The artwork also helps a lot. It is bright, vibrant, playful and full of comic sci-fi energy. The characters are fun, the world is instantly understandable, and the whole thing leans into the ridiculousness rather than pretending to be serious space opera. This is not solemn sci-fi. This is “grab the shiny space junk and try not to get eaten.”

One die, many problems
The dice selection is clever. You only choose one die each round, but that one die does a lot. It gives you actions, flexibility, possible combat strength, and sometimes access to powerful ship systems. Because everyone chooses secretly and reveals at the same time, you are never fully sure what the board will look like by the time your turn comes around.
There is a little Colt Express-style feeling here. You may plan to move into the next compartment and grab a lovely bit of valuable salvage, only for the player before you to wander in first and take it. Or move the alien. Or push you somewhere awful. Your plan is not happening in a vacuum. It is happening on a collapsing spaceship full of greedy idiots.
That makes turns quick, but keeps you invested when other players act. You are always watching. You are always adjusting. You are always hoping the player before you does not ruin everything. They often will.
The good chaos
After your turn, you will draw and act out an event turn. These cards are one of the best parts of the game. They make the ship feel unstable and alive. In our first game, we were down to the final salvage token. Rather than grab it which is one way you can trigger the end, and final round, we started avoiding it for a few turns, trying to finish missions and squeeze out extra points elsewhere. Then an event card suddenly dumped a load more juicy salvage onto the ship, completely changing the state of the game.
That was brilliant. It created a proper story moment. The issue is that once you have seen that card, you know it can happen. The event deck in the prototype felt like it could use more variety. I wanted more surprises, more weird ship malfunctions, more “oh no, not that” moments. The system is strong. I just wanted more of it. I think the game would be a lot better with more cards so you don't always see the same ones, just in a different order.
The same goes for some of the balance. The character powers are cool and give everyone a slightly different flavour, but some felt more immediately useful than others. That may well be adjusted before the final game, and it is exactly the kind of thing prototypes are for. But as played, a few powers seemed easier to exploit, while others felt more situational.

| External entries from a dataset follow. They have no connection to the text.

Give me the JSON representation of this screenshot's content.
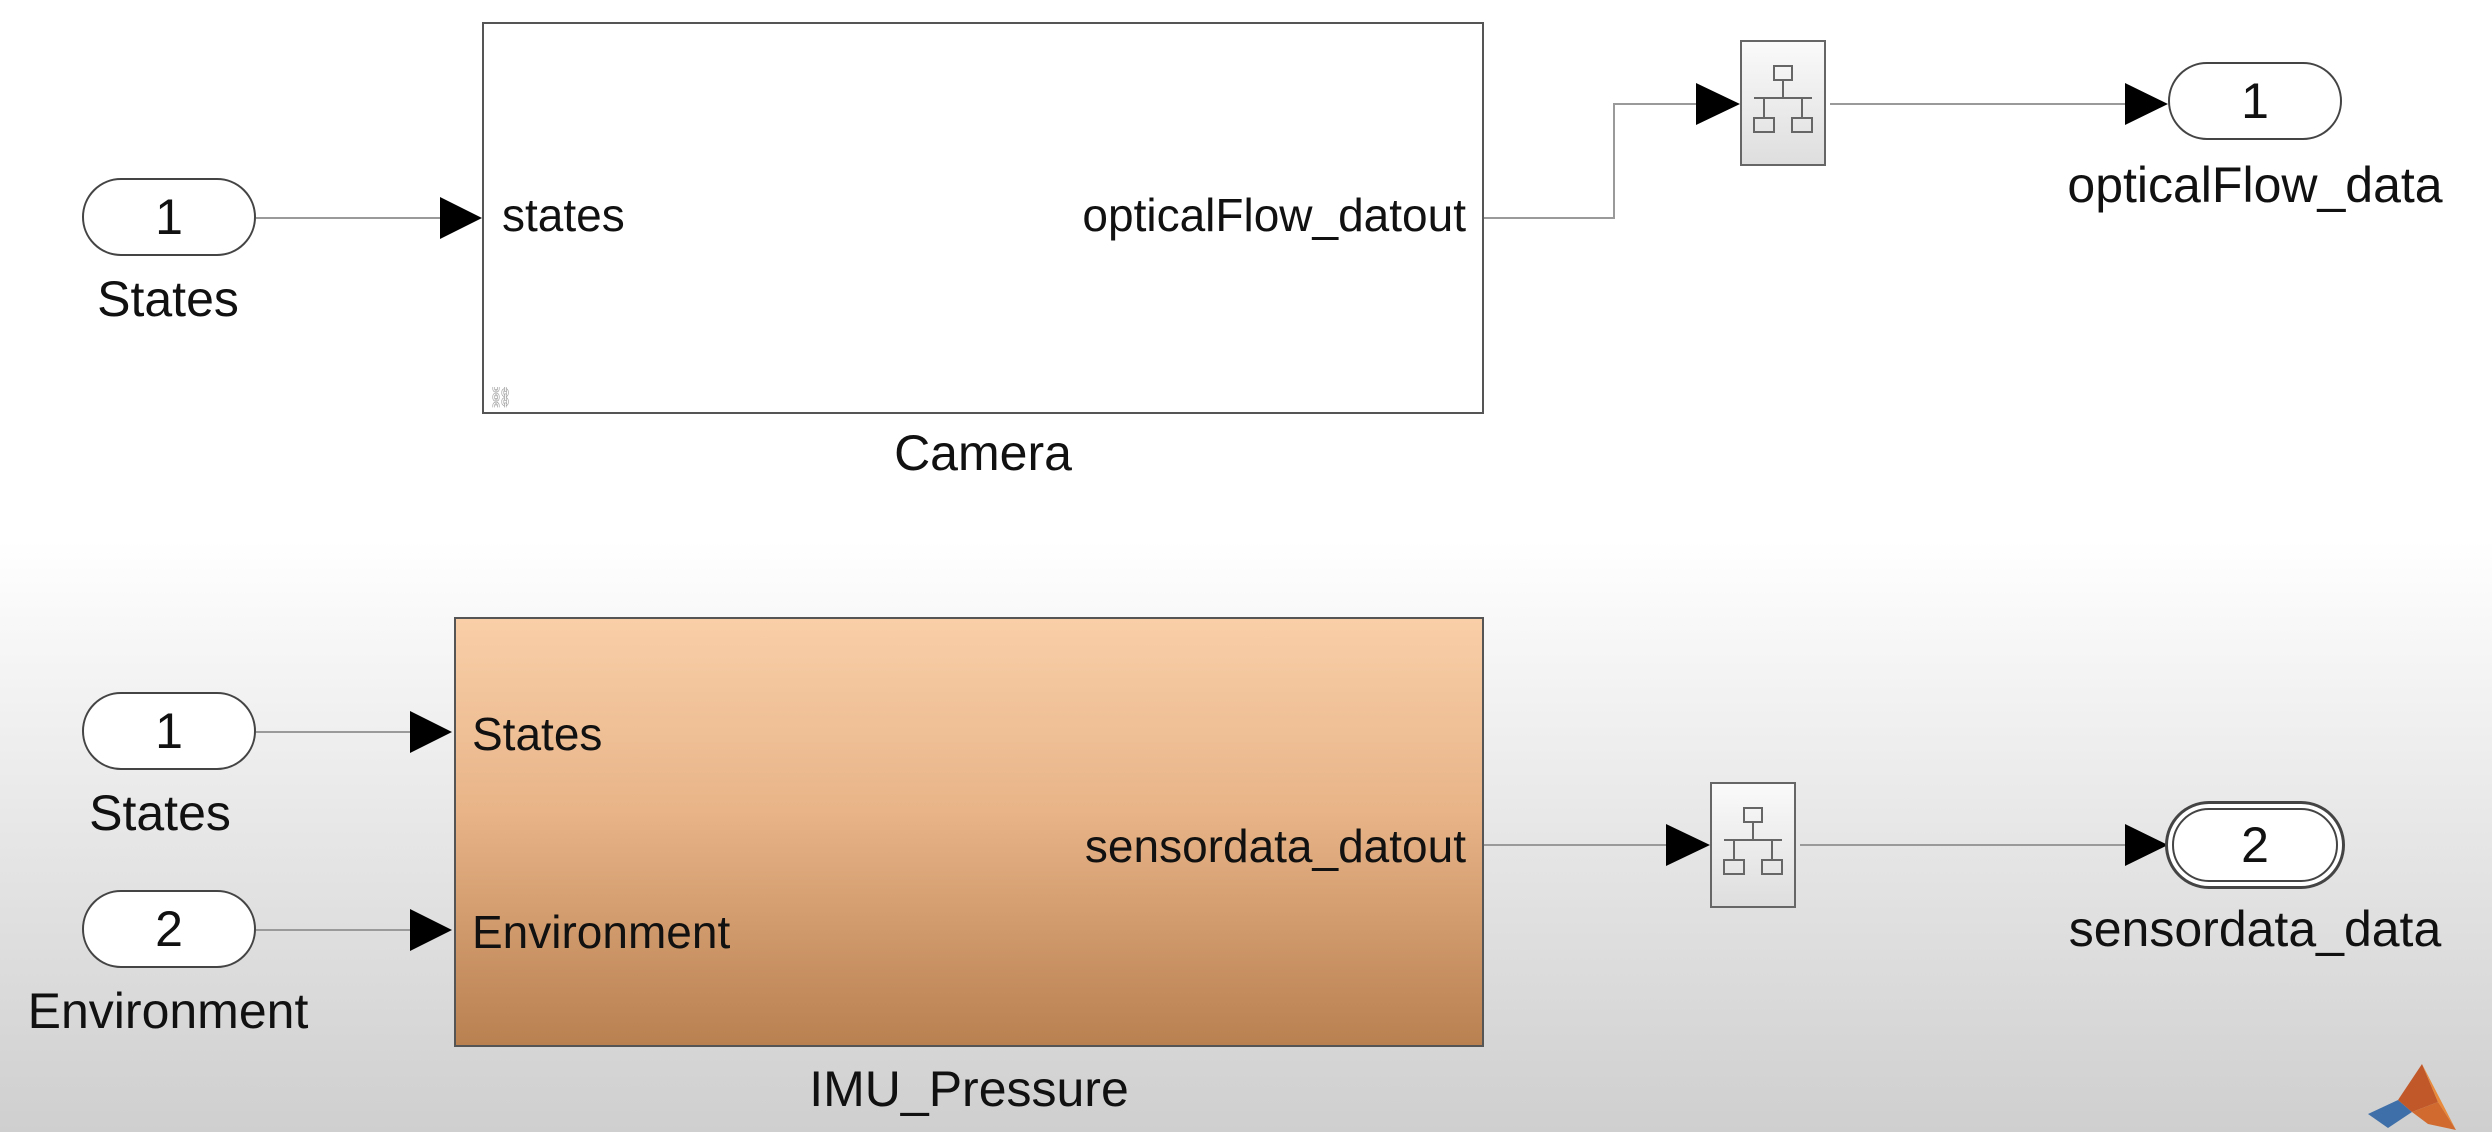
{
  "inports": [
    {
      "number": "1",
      "label": "States"
    },
    {
      "number": "1",
      "label": "States"
    },
    {
      "number": "2",
      "label": "Environment"
    }
  ],
  "outports": [
    {
      "number": "1",
      "label": "opticalFlow_data"
    },
    {
      "number": "2",
      "label": "sensordata_data"
    }
  ],
  "blocks": {
    "camera": {
      "name": "Camera",
      "input_port": "states",
      "output_port": "opticalFlow_datout"
    },
    "imu": {
      "name": "IMU_Pressure",
      "input_ports": [
        "States",
        "Environment"
      ],
      "output_port": "sensordata_datout"
    }
  },
  "colors": {
    "imu_top": "#f9cfa8",
    "imu_bottom": "#b98050",
    "line": "#999999"
  },
  "icons": {
    "tag_block": "bus-selector-icon",
    "link_badge": "library-link-icon",
    "logo": "matlab-logo-icon"
  }
}
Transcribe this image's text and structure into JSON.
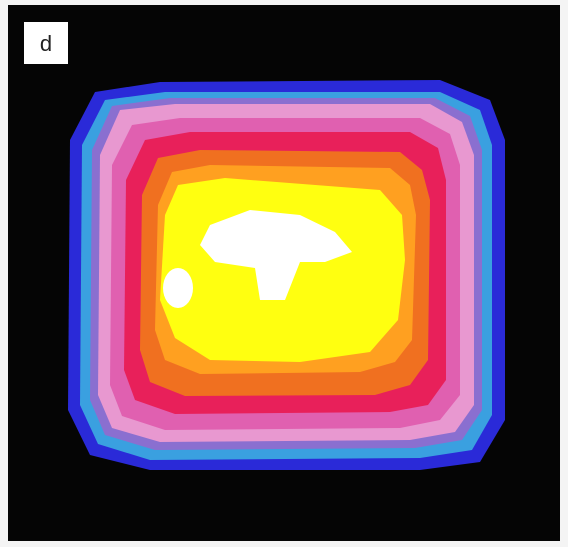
{
  "panel_label": "d"
}
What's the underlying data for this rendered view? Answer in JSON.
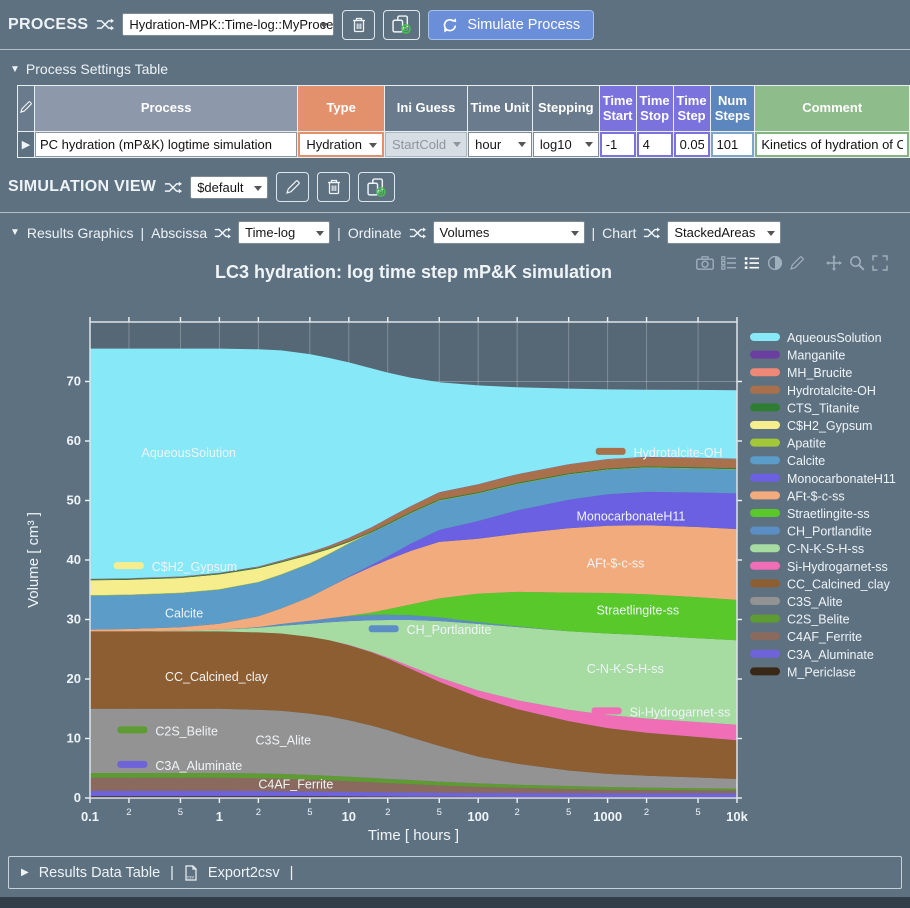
{
  "process_bar": {
    "title": "PROCESS",
    "selector_value": "Hydration-MPK::Time-log::MyProcess",
    "simulate_label": "Simulate Process"
  },
  "icons": {
    "collapse": "▼",
    "row_marker": "▶"
  },
  "divider": "|",
  "settings_section": {
    "title": "Process Settings Table"
  },
  "settings_table": {
    "headers": [
      {
        "label": "Process",
        "color": "#8d98aa"
      },
      {
        "label": "Type",
        "color": "#e2916c"
      },
      {
        "label": "Ini Guess",
        "color": "#697b8c"
      },
      {
        "label": "Time Unit",
        "color": "#697b8c"
      },
      {
        "label": "Stepping",
        "color": "#697b8c"
      },
      {
        "label": "Time Start",
        "color": "#7b72dd"
      },
      {
        "label": "Time Stop",
        "color": "#7b72dd"
      },
      {
        "label": "Time Step",
        "color": "#7b72dd"
      },
      {
        "label": "Num Steps",
        "color": "#5c87be"
      },
      {
        "label": "Comment",
        "color": "#8fbc8b"
      }
    ],
    "row": {
      "process": "PC hydration (mP&K) logtime simulation",
      "type": "Hydration",
      "ini_guess": "StartCold",
      "time_unit": "hour",
      "stepping": "log10",
      "time_start": "-1",
      "time_stop": "4",
      "time_step": "0.05",
      "num_steps": "101",
      "comment": "Kinetics of hydration of CEM-"
    }
  },
  "simulation_view": {
    "title": "SIMULATION VIEW",
    "selector_value": "$default"
  },
  "results_graphics": {
    "section_label": "Results Graphics",
    "abscissa_label": "Abscissa",
    "abscissa_value": "Time-log",
    "ordinate_label": "Ordinate",
    "ordinate_value": "Volumes",
    "chart_label": "Chart",
    "chart_value": "StackedAreas"
  },
  "chart_toolbar": {
    "icons": [
      "camera",
      "toggle-hover",
      "legend-list",
      "contrast",
      "draw",
      "pan",
      "zoom",
      "autoscale"
    ]
  },
  "results_bar": {
    "table_label": "Results Data Table",
    "export_label": "Export2csv"
  },
  "chart_data": {
    "type": "area",
    "title": "LC3 hydration: log time step mP&K simulation",
    "xlabel": "Time [ hours ]",
    "ylabel": "Volume [ cm³ ]",
    "x_scale": "log",
    "xlim": [
      0.1,
      10000
    ],
    "ylim": [
      0,
      80
    ],
    "yticks": [
      0,
      10,
      20,
      30,
      40,
      50,
      60,
      70
    ],
    "plot_bg": "#566775",
    "grid": true,
    "legend_position": "right",
    "stack_order": "bottom_to_top",
    "x": [
      0.1,
      0.2,
      0.5,
      1,
      2,
      3,
      5,
      7,
      10,
      15,
      20,
      30,
      50,
      100,
      200,
      500,
      1000,
      2000,
      5000,
      10000
    ],
    "series": [
      {
        "name": "M_Periclase",
        "color": "#3a2817",
        "values": [
          0.3,
          0.3,
          0.3,
          0.3,
          0.3,
          0.3,
          0.28,
          0.27,
          0.25,
          0.24,
          0.23,
          0.22,
          0.2,
          0.18,
          0.17,
          0.16,
          0.15,
          0.15,
          0.15,
          0.15
        ]
      },
      {
        "name": "C3A_Aluminate",
        "color": "#6f63d9",
        "values": [
          0.9,
          0.9,
          0.9,
          0.9,
          0.88,
          0.85,
          0.82,
          0.8,
          0.78,
          0.75,
          0.73,
          0.72,
          0.7,
          0.68,
          0.67,
          0.66,
          0.65,
          0.65,
          0.65,
          0.65
        ]
      },
      {
        "name": "C4AF_Ferrite",
        "color": "#8a6a5e",
        "values": [
          2.2,
          2.2,
          2.2,
          2.2,
          2.15,
          2.1,
          2.0,
          1.9,
          1.8,
          1.65,
          1.55,
          1.4,
          1.2,
          1.0,
          0.85,
          0.7,
          0.6,
          0.55,
          0.5,
          0.5
        ]
      },
      {
        "name": "C2S_Belite",
        "color": "#5f9b33",
        "values": [
          0.8,
          0.8,
          0.8,
          0.8,
          0.8,
          0.8,
          0.78,
          0.77,
          0.75,
          0.73,
          0.7,
          0.68,
          0.65,
          0.6,
          0.55,
          0.5,
          0.45,
          0.4,
          0.35,
          0.3
        ]
      },
      {
        "name": "C3S_Alite",
        "color": "#939393",
        "values": [
          10.8,
          10.8,
          10.8,
          10.8,
          10.7,
          10.6,
          10.3,
          10.0,
          9.5,
          8.8,
          8.2,
          7.2,
          6.0,
          4.5,
          3.5,
          2.6,
          2.2,
          2.0,
          1.8,
          1.6
        ]
      },
      {
        "name": "CC_Calcined_clay",
        "color": "#8d5e31",
        "values": [
          13,
          13,
          13,
          13,
          13,
          13,
          12.9,
          12.8,
          12.6,
          12.3,
          12.0,
          11.5,
          10.8,
          10.0,
          9.2,
          8.3,
          7.7,
          7.2,
          6.8,
          6.5
        ]
      },
      {
        "name": "Si-Hydrogarnet-ss",
        "color": "#ef6eb6",
        "values": [
          0,
          0,
          0,
          0,
          0,
          0,
          0,
          0,
          0.05,
          0.1,
          0.2,
          0.4,
          0.7,
          1.1,
          1.5,
          1.9,
          2.2,
          2.4,
          2.5,
          2.6
        ]
      },
      {
        "name": "C-N-K-S-H-ss",
        "color": "#a6dca2",
        "values": [
          0,
          0,
          0.1,
          0.3,
          0.8,
          1.3,
          2.2,
          3,
          4,
          5.3,
          6.3,
          7.8,
          9.5,
          11.2,
          12.3,
          13.2,
          13.7,
          14,
          14.1,
          14.2
        ]
      },
      {
        "name": "CH_Portlandite",
        "color": "#5b8ec4",
        "values": [
          0,
          0,
          0,
          0,
          0.1,
          0.3,
          0.5,
          0.65,
          0.8,
          0.9,
          0.9,
          0.8,
          0.6,
          0.3,
          0.1,
          0,
          0,
          0,
          0,
          0
        ]
      },
      {
        "name": "Straetlingite-ss",
        "color": "#58c82b",
        "values": [
          0,
          0,
          0,
          0,
          0,
          0,
          0,
          0,
          0.1,
          0.4,
          0.9,
          1.8,
          3.2,
          4.8,
          5.8,
          6.5,
          6.8,
          6.9,
          6.9,
          6.8
        ]
      },
      {
        "name": "AFt-$-c-ss",
        "color": "#f2ab7c",
        "values": [
          0.3,
          0.4,
          0.6,
          1,
          1.8,
          2.6,
          4,
          5.2,
          6.5,
          7.7,
          8.3,
          9,
          9.5,
          9.2,
          9.8,
          10.8,
          11.3,
          11.6,
          11.8,
          11.9
        ]
      },
      {
        "name": "MonocarbonateH11",
        "color": "#6c60e2",
        "values": [
          0,
          0,
          0,
          0,
          0,
          0,
          0,
          0,
          0.1,
          0.3,
          0.6,
          1.2,
          2,
          3,
          3.9,
          4.8,
          5.3,
          5.6,
          5.8,
          6
        ]
      },
      {
        "name": "Calcite",
        "color": "#5b9cc9",
        "values": [
          5.7,
          5.7,
          5.7,
          5.7,
          5.7,
          5.65,
          5.6,
          5.55,
          5.5,
          5.4,
          5.3,
          5.1,
          4.9,
          4.6,
          4.4,
          4.2,
          4.1,
          4.05,
          4,
          4
        ]
      },
      {
        "name": "Apatite",
        "color": "#a2c838",
        "values": [
          0.08,
          0.08,
          0.08,
          0.08,
          0.08,
          0.08,
          0.08,
          0.08,
          0.08,
          0.08,
          0.08,
          0.08,
          0.08,
          0.08,
          0.08,
          0.08,
          0.08,
          0.08,
          0.08,
          0.08
        ]
      },
      {
        "name": "C$H2_Gypsum",
        "color": "#f6ee8d",
        "values": [
          2.5,
          2.5,
          2.5,
          2.5,
          2.3,
          2,
          1.4,
          0.8,
          0.2,
          0,
          0,
          0,
          0,
          0,
          0,
          0,
          0,
          0,
          0,
          0
        ]
      },
      {
        "name": "CTS_Titanite",
        "color": "#2f7d33",
        "values": [
          0.15,
          0.15,
          0.15,
          0.15,
          0.15,
          0.15,
          0.15,
          0.15,
          0.15,
          0.15,
          0.15,
          0.15,
          0.15,
          0.15,
          0.15,
          0.15,
          0.15,
          0.15,
          0.15,
          0.15
        ]
      },
      {
        "name": "Hydrotalcite-OH",
        "color": "#a9714b",
        "values": [
          0,
          0,
          0,
          0,
          0.05,
          0.1,
          0.2,
          0.3,
          0.45,
          0.6,
          0.75,
          0.9,
          1.1,
          1.25,
          1.35,
          1.45,
          1.5,
          1.5,
          1.5,
          1.5
        ]
      },
      {
        "name": "MH_Brucite",
        "color": "#f08878",
        "values": [
          0.05,
          0.05,
          0.05,
          0.05,
          0.05,
          0.05,
          0.05,
          0.05,
          0.05,
          0.05,
          0.05,
          0.05,
          0.05,
          0.05,
          0.05,
          0.05,
          0.05,
          0.05,
          0.05,
          0.05
        ]
      },
      {
        "name": "Manganite",
        "color": "#6a3fa0",
        "values": [
          0.05,
          0.05,
          0.05,
          0.05,
          0.05,
          0.05,
          0.05,
          0.05,
          0.05,
          0.05,
          0.05,
          0.05,
          0.05,
          0.05,
          0.05,
          0.05,
          0.05,
          0.05,
          0.05,
          0.05
        ]
      },
      {
        "name": "AqueousSolution",
        "color": "#87e8f7",
        "values": [
          38.7,
          38.6,
          38.3,
          37.7,
          36.5,
          35.3,
          33.3,
          31.6,
          29.5,
          26.7,
          24.5,
          21.6,
          18.5,
          16.6,
          14.6,
          12.7,
          11.7,
          11.3,
          11.4,
          11.5
        ]
      }
    ],
    "annotations": [
      {
        "label": "AqueousSolution",
        "x": 0.25,
        "y": 58,
        "swatch": null
      },
      {
        "label": "C$H2_Gypsum",
        "x": 0.3,
        "y": 38.8,
        "swatch": "#f6ee8d"
      },
      {
        "label": "Calcite",
        "x": 0.38,
        "y": 31,
        "swatch": null
      },
      {
        "label": "CC_Calcined_clay",
        "x": 0.38,
        "y": 20.3,
        "swatch": null
      },
      {
        "label": "C2S_Belite",
        "x": 0.32,
        "y": 11.2,
        "swatch": "#5f9b33"
      },
      {
        "label": "C3S_Alite",
        "x": 1.9,
        "y": 9.7,
        "swatch": null
      },
      {
        "label": "C3A_Aluminate",
        "x": 0.32,
        "y": 5.4,
        "swatch": "#6f63d9"
      },
      {
        "label": "C4AF_Ferrite",
        "x": 2.0,
        "y": 2.3,
        "swatch": null
      },
      {
        "label": "CH_Portlandite",
        "x": 28,
        "y": 28.2,
        "swatch": "#5b8ec4"
      },
      {
        "label": "Hydrotalcite-OH",
        "x": 1590,
        "y": 58,
        "swatch": "#a9714b"
      },
      {
        "label": "MonocarbonateH11",
        "x": 575,
        "y": 47.3,
        "swatch": null
      },
      {
        "label": "AFt-$-c-ss",
        "x": 690,
        "y": 39.4,
        "swatch": null
      },
      {
        "label": "Straetlingite-ss",
        "x": 820,
        "y": 31.5,
        "swatch": null
      },
      {
        "label": "C-N-K-S-H-ss",
        "x": 690,
        "y": 21.7,
        "swatch": null
      },
      {
        "label": "Si-Hydrogarnet-ss",
        "x": 1480,
        "y": 14.4,
        "swatch": "#ef6eb6"
      }
    ]
  }
}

Missions need a little more love
My biggest question mark is around missions. I like them a lot in theory. In fact, they were probably my favourite way to play. They make the game feel more thematic and give you a reason to do something beyond hoovering up space trash as quickly as possible.
The problem is that salvage currently feels like the main and most efficient route to points. Completing missions is more fun, more involved and more story-driven, but it can feel like a lot of effort for less reward. If I have read the rules correctly, you only score a mission if you fully complete it. That means you could complete three out of four tasks and get nothing, which feels harsh.
I would love to see missions use a sliding scale. Give players something for partial completion, then a bigger bonus for finishing the whole card. That would make them feel less punishing, while still rewarding players who fully commit.
There was also one late-game token worth 1000 points that created a huge swing. You can steal it through combat, so there is counterplay, and I do love the jeopardy it brings. But if it appears late and there are only one or two turns left, that is a massive points shift that may come down to whether anyone has the right dice at the right time. Exciting? Definitely. Potentially too much? Also yes.

Final thoughts
Space Junkers is fast, funny and packed with memorable moments. It has a wonderful table presence, quick turns, bright artwork, lively interaction, and just enough tactical planning to stop the chaos from feeling empty. You can sneak, race, fight, steal, heal, shove, sabotage, and occasionally send someone into space, which is always fun unless it happens to you.
It still feels like a game that may benefit from some tuning. I would like to see more event cards, a closer look at mission scoring, and some balancing around character powers and big late-game swings. But the core is already strong. The 3D ship is not just a gimmick. It genuinely makes the game more engaging. The dice system keeps things moving. The player interaction creates stories. And the whole thing has that lovely “remember when you pushed me into the security bot?” energy that good chaotic games need.
Space Junkers will not be for people who dislike take-that, randomness or having their carefully planned turn ruined by another player. But for families, casual gamers, sci-fi fans and groups who like loud, interactive games with plenty of table drama, there is a lot to enjoy here.
In space, no one can hear you scream. Around this table, everyone absolutely can.